Wednesday, 8 August 2012

The Heart and Hand, Brighton - An Introduction to Stavers Hessell Tiltman

Regular readers of this Blog will be aware of the Portsmouth and Brighton United Breweries (henceforth P&BUB) from my posts on their Pompey Royal Golden Ale. Future Blogs will also begin to turn attention towards some of the pubs once owned by that now-defunct Southsea brewery. By so doing I will introduce the Brighton-based architect Stavers Hessell Tiltman (1888-1968) who was architect and engineer to both P&BUB and their Brighton predecessors, the Rock brewery, although Tiltman’s best known work is probably the Art Deco flight terminal at what is now called Brighton City Airport, Shoreham-by-Sea.

The Heart & Hand, 75 North Street, Brighton existed by 1854 in what was then North Lane, although the pub was known as the Hand & Heart until at some point between 1879 and 1884 when the name was for some reason reversed. Two right hands holding a heart is a traditional symbol of concord. The distinctive green glazed tiling and faience work that mark out many pubs that were once houses of the P&BUB is in this instance the product of a 1934 set of alterations.

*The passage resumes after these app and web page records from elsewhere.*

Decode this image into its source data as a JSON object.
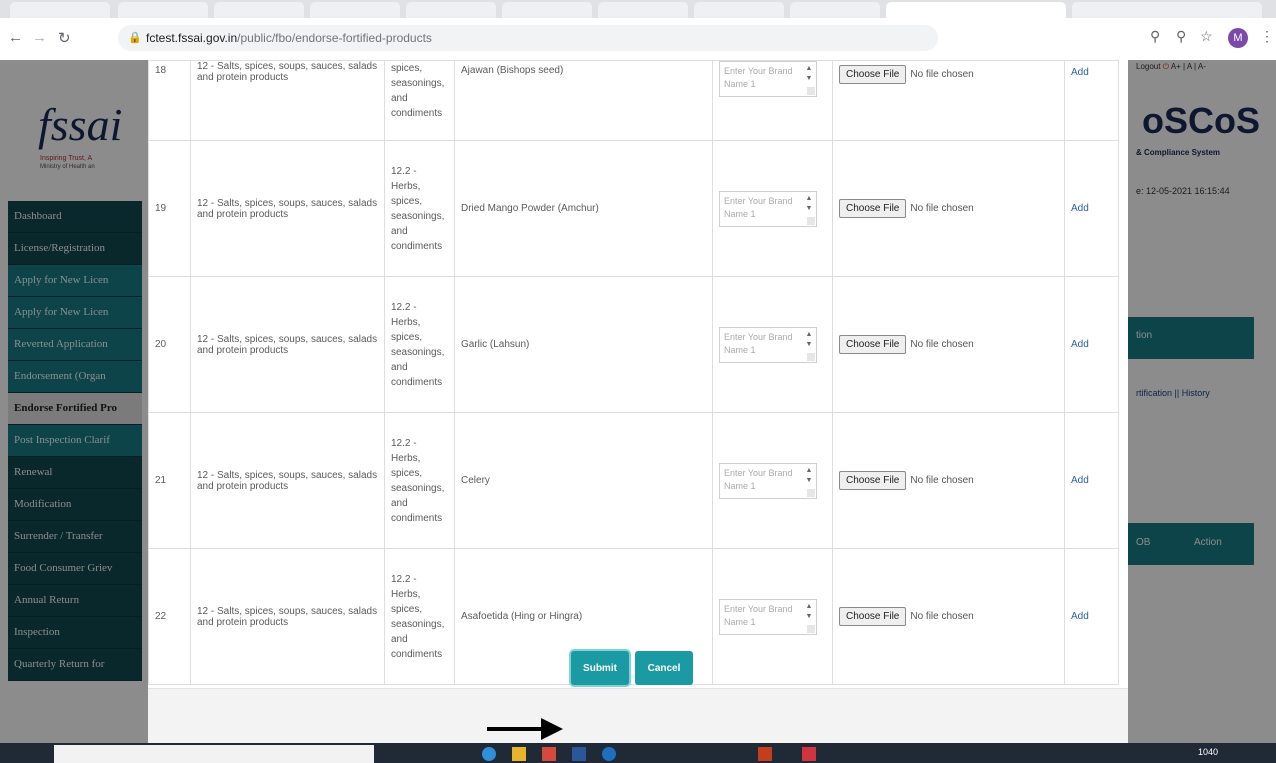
{
  "browser": {
    "url_host": "fctest.fssai.gov.in",
    "url_path": "/public/fbo/endorse-fortified-products",
    "avatar_initial": "M"
  },
  "sidebar": {
    "logo": "fssai",
    "tagline": "Inspiring Trust, A",
    "ministry": "Ministry of Health an",
    "items": [
      {
        "label": "Dashboard",
        "style": "dark"
      },
      {
        "label": "License/Registration",
        "style": "dark"
      },
      {
        "label": "Apply for New Licen",
        "style": "teal"
      },
      {
        "label": "Apply for New Licen",
        "style": "teal"
      },
      {
        "label": "Reverted Application",
        "style": "teal"
      },
      {
        "label": "Endorsement (Organ",
        "style": "teal"
      },
      {
        "label": "Endorse Fortified Pro",
        "style": "active"
      },
      {
        "label": "Post Inspection Clarif",
        "style": "teal"
      },
      {
        "label": "Renewal",
        "style": "dark"
      },
      {
        "label": "Modification",
        "style": "dark"
      },
      {
        "label": "Surrender / Transfer",
        "style": "dark"
      },
      {
        "label": "Food Consumer Griev",
        "style": "dark"
      },
      {
        "label": "Annual Return",
        "style": "dark"
      },
      {
        "label": "Inspection",
        "style": "dark"
      },
      {
        "label": "Quarterly Return for",
        "style": "dark"
      }
    ]
  },
  "rightpane": {
    "logout": "Logout",
    "font_ctrl": "A+ | A | A-",
    "logo": "oSCoS",
    "compliance": "& Compliance System",
    "date": "e: 12-05-2021 16:15:44",
    "bar1": "tion",
    "links": "rtification || History",
    "col1": "OB",
    "col2": "Action"
  },
  "modal": {
    "rows": [
      {
        "sno": "18",
        "category": "12 - Salts, spices, soups, sauces, salads and protein products",
        "sub_lines": [
          "spices,",
          "seasonings,",
          "and",
          "condiments"
        ],
        "product": "Ajawan (Bishops seed)"
      },
      {
        "sno": "19",
        "category": "12 - Salts, spices, soups, sauces, salads and protein products",
        "sub_lines": [
          "12.2 -",
          "Herbs,",
          "spices,",
          "seasonings,",
          "and",
          "condiments"
        ],
        "product": "Dried Mango Powder (Amchur)"
      },
      {
        "sno": "20",
        "category": "12 - Salts, spices, soups, sauces, salads and protein products",
        "sub_lines": [
          "12.2 -",
          "Herbs,",
          "spices,",
          "seasonings,",
          "and",
          "condiments"
        ],
        "product": "Garlic (Lahsun)"
      },
      {
        "sno": "21",
        "category": "12 - Salts, spices, soups, sauces, salads and protein products",
        "sub_lines": [
          "12.2 -",
          "Herbs,",
          "spices,",
          "seasonings,",
          "and",
          "condiments"
        ],
        "product": "Celery"
      },
      {
        "sno": "22",
        "category": "12 - Salts, spices, soups, sauces, salads and protein products",
        "sub_lines": [
          "12.2 -",
          "Herbs,",
          "spices,",
          "seasonings,",
          "and",
          "condiments"
        ],
        "product": "Asafoetida (Hing or Hingra)"
      }
    ],
    "first_row_category": "12 - Salts, spices, soups, sauces, salads and protein products",
    "brand_placeholder": "Enter Your Brand Name 1",
    "choose_file": "Choose File",
    "no_file": "No file chosen",
    "add": "Add",
    "submit": "Submit",
    "cancel": "Cancel"
  },
  "taskbar": {
    "time": "1040"
  }
}
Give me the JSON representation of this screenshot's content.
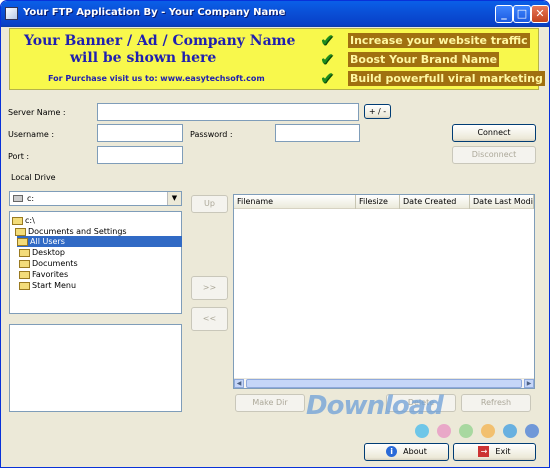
{
  "window": {
    "title": "Your FTP Application By - Your Company Name",
    "controls": {
      "minimize": "_",
      "maximize": "□",
      "close": "✕"
    }
  },
  "banner": {
    "line1": "Your Banner / Ad / Company Name",
    "line2": "will be shown here",
    "line3": "For Purchase visit us to: www.easytechsoft.com",
    "features": [
      "Increase your website traffic",
      "Boost Your Brand Name",
      "Build powerfull viral marketing"
    ]
  },
  "form": {
    "server_label": "Server Name :",
    "server_value": "",
    "plus_minus": "+ / -",
    "username_label": "Username :",
    "username_value": "",
    "password_label": "Password :",
    "password_value": "",
    "port_label": "Port :",
    "port_value": "",
    "connect": "Connect",
    "disconnect": "Disconnect"
  },
  "local": {
    "label": "Local Drive",
    "drive": "c:",
    "tree": [
      "c:\\",
      "Documents and Settings",
      "All Users",
      "Desktop",
      "Documents",
      "Favorites",
      "Start Menu"
    ]
  },
  "transfer": {
    "up": "Up",
    "upload": ">>",
    "download": "<<"
  },
  "remote": {
    "columns": [
      "Filename",
      "Filesize",
      "Date Created",
      "Date Last Modi..."
    ]
  },
  "remote_actions": {
    "make_dir": "Make Dir",
    "delete": "Delete",
    "refresh": "Refresh"
  },
  "watermark": "Download",
  "footer": {
    "about": "About",
    "exit": "Exit"
  },
  "colors": {
    "titlebar": "#0a4fd6",
    "banner_bg": "#f8f84c",
    "banner_text": "#1f1fb0",
    "feature_bg": "#a07010",
    "feature_text": "#fff8a0",
    "check": "#1e8c1e",
    "selection": "#316ac5",
    "dots": [
      "#6ec6e8",
      "#e9a8c8",
      "#a8d8a0",
      "#f2c070",
      "#68b0e0",
      "#7098d8"
    ]
  }
}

The Portsmouth United Breweries company added ‘Brighton’ to its name in February 1928 after its acquisition of the Rock brewery at 61 St. James Street, Brighton. The old photograph, probably from the Edwardian era, reproduced on the front cover of a 2011 local directory shows the Heart & Hand as a Rock brewery house with stucco finish to the walls below a slate roof.

The ‘ground floor as existing’ on plans of March 1934 drawn up by Tiltman marks out a Bar Parlour to the right of what is the Jug Department door along the Upper Gardener Street side on the old photograph. Whereas, what in the photograph is certainly a Private Bar entrance door on the far left North Road side leads to an area simply named ‘Bar’ on Tiltman’s pre-alteration plans, although he shows it as partially partitioned from the larger bar entered through the double-doors at what is geographically the south-east corner. A horseshoe-shaped servery was located at the centre. A brick-floored kitchen was at the north end (where the building drops from three to two storeys along Upper Gardner Street). The lavatories and yard were in the north-west corner.

The exterior work today remains intact. Moving along the North Road side to Upper Gardner Street we have in leaded glass, “Bar” on a disused door (the site of the new Bottle and Jug Department on Tiltman’s proposed plans); “United Ales” on a double window; “H & H” on the corner double door; “Heart & Hand” on a double window; “Saloon Bar” on another disused door; and “United Ales” on a single window. Replacement coloured glass appears in the window that once looked out from the alcove.

By contrast, there is nothing left of the interwar interior. The hearth, alcove and seat have gone. The counter and back fittings are replacements. The screen that would have run from the left corner of the counter to mark off the Bottle & Jug in the south-west corner has been removed and the doorway there blocked up by a matchwood dado that encircles the interior. This I would guess was fitted in the 1950s or 1960s when the toilets were re-situated and the 1934 fittings were taken out.

Still, the Heart & Hand is a decent and popular pub to go for a drink. Harveys Best Bitter and Sharp’s Doom Bar are in good condition and the leaded windows are viewed to best effect from the inside. There are also two other P&BUB pubs in Brighton, also designed by Tiltman, that have much better preserved interiors. These are the Crown, Grafton Street and the Rose Hill Tavern, Rosehill Terrace. We will meet them in future Blogs.